Making 10 changes to the side that drew 2-2 with Sunderland on Saturday afternoon, Klopp set his side up in a 4-2-3-1 formation from kickoff.
This saw Kevin Stewart and Pedro Chirivella, making his full debut, deployed as a two-man midfield unit, while Jordon Ibe (right), Joao Carlos Teixeira (No. 10) and a returning Philippe Coutinho (left) stationed themselves in support of Christian Benteke.
Though Slaven Bilic’s side were close to full strength, Liverpool swarmed into the attacking sector from the first whistle.
With Chirivella dictating play with confidence and maturity, pushing forward into the hole behind the attack, Teixeira was able to move into position almost as a second striker.
This saw the Portuguese enjoy plenty of the ball on the edge of the penalty area, combining well with Coutinho, who spent the majority of his 59 minutes on the field drifting inside.
As is often the case, Ibe was tasked with driving towards the by-line as an orthodox winger, while a rampaging Brad Smith performed similar duties on the opposite flank, bombing forward from left-back.
With Coutinho tiring, after cancelling out Michail Antonio’s opener with a well-worked free-kick, Klopp prompted a tactical switch on the hour mark.
With three natural strikers on the field, Klopp was clearly pushing for a winner before extra time.
But while the structure remained similar to that of the first 60 minutes, Klopp focussed on the exceptional talent of Sturridge, looking to utilise the No. 15’s pace, along with that of Origi and Ibe.
Sturridge took up the central role in what became a 4-2-4 formation in attack, with Origi on the left and Ibe on the right.

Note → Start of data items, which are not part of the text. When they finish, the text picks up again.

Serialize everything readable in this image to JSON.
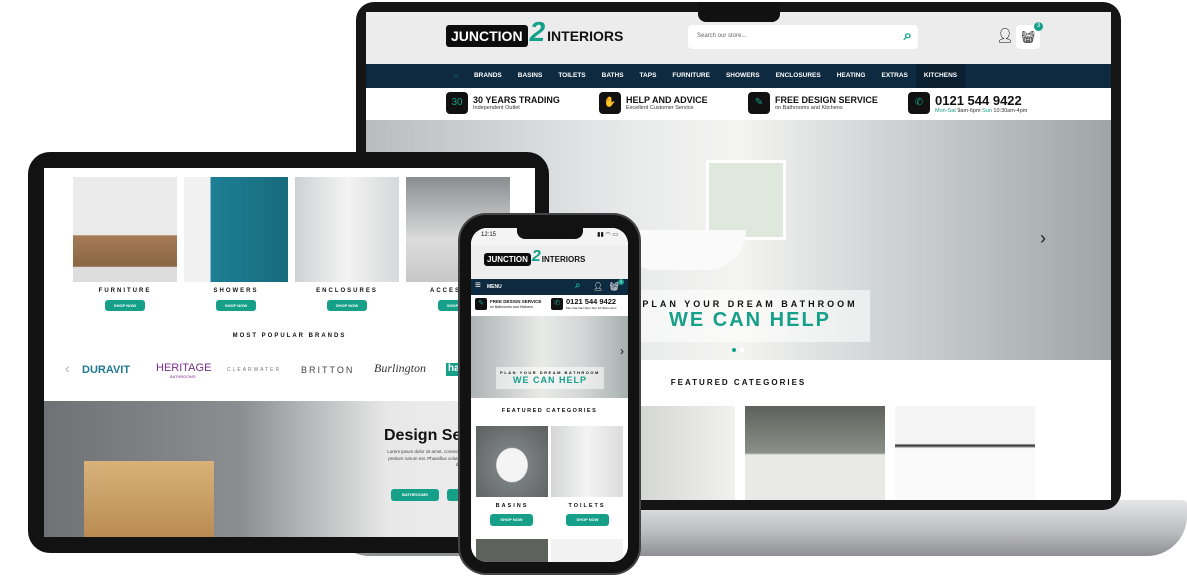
{
  "brand": {
    "logo_left": "JUNCTION",
    "logo_num": "2",
    "logo_right": "INTERIORS",
    "accent": "#16a08a",
    "navy": "#0e2a40"
  },
  "laptop": {
    "search_placeholder": "Search our store...",
    "cart_count": "3",
    "nav": [
      "BRANDS",
      "BASINS",
      "TOILETS",
      "BATHS",
      "TAPS",
      "FURNITURE",
      "SHOWERS",
      "ENCLOSURES",
      "HEATING",
      "EXTRAS",
      "KITCHENS"
    ],
    "usps": [
      {
        "icon": "30",
        "title": "30 YEARS TRADING",
        "sub": "Independent Outlet"
      },
      {
        "icon": "handshake-icon",
        "title": "HELP AND ADVICE",
        "sub": "Excellent Customer Service"
      },
      {
        "icon": "pencil-icon",
        "title": "FREE DESIGN SERVICE",
        "sub": "on Bathrooms and Kitchens"
      }
    ],
    "phone": {
      "number": "0121 544 9422",
      "days1": "Mon-Sat",
      "hours1": "9am-6pm",
      "days2": "Sun",
      "hours2": "10:30am-4pm"
    },
    "hero": {
      "kicker": "PLAN YOUR DREAM BATHROOM",
      "headline": "WE CAN HELP"
    },
    "featured_title": "FEATURED CATEGORIES"
  },
  "tablet": {
    "categories": [
      {
        "label": "FURNITURE",
        "button": "SHOP NOW"
      },
      {
        "label": "SHOWERS",
        "button": "SHOP NOW"
      },
      {
        "label": "ENCLOSURES",
        "button": "SHOP NOW"
      },
      {
        "label": "ACCESS",
        "button": "SHOP NOW"
      }
    ],
    "brands_title": "MOST POPULAR BRANDS",
    "brands": [
      "DURAVIT",
      "HERITAGE",
      "CLEARWATER",
      "BRITTON",
      "Burlington",
      "ha"
    ],
    "heritage_sub": "BATHROOMS",
    "design": {
      "title": "Design Ser",
      "body": "Lorem ipsum dolor sit amet, consectetur ante mauris. Vivamus quis neque pretium rutrum est. Phasellus volutpat, tellus vi tellus orci tincidunt felis, et dignissim la tristique velit at iaculis cons",
      "button1": "BATHROOMS"
    }
  },
  "phone": {
    "time": "12:15",
    "menu": "MENU",
    "cart_count": "3",
    "usp_title": "FREE DESIGN SERVICE",
    "usp_sub": "on Bathrooms and Kitchens",
    "phone_number": "0121 544 9422",
    "hours": "Mon-Sat 9am-6pm Sun 10:30am-4pm",
    "hero_kicker": "PLAN YOUR DREAM BATHROOM",
    "hero_headline": "WE CAN HELP",
    "featured_title": "FEATURED CATEGORIES",
    "categories": [
      {
        "label": "BASINS",
        "button": "SHOP NOW"
      },
      {
        "label": "TOILETS",
        "button": "SHOP NOW"
      }
    ]
  }
}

This allowed Sturridge to link up with Benteke, who held the ball up well but continually failed to test the impressive Darren Randolph.
After over two months on the sidelines with various injuries, Sturridge proved a major positive for the Reds despite defeat, playing with his head up, driving at the West Ham defence and coming close on a number of opportunities.
Just as Coutinho and Teixeira did in the first half, Sturridge made Liverpool click.
Having shown their quality on returning to contention on Tuesday night, Coutinho and Sturridge are poised to add a welcome fluency to Liverpool’s attacking line—and, particularly in the latter, will help Klopp inject some cutting edge into his selection.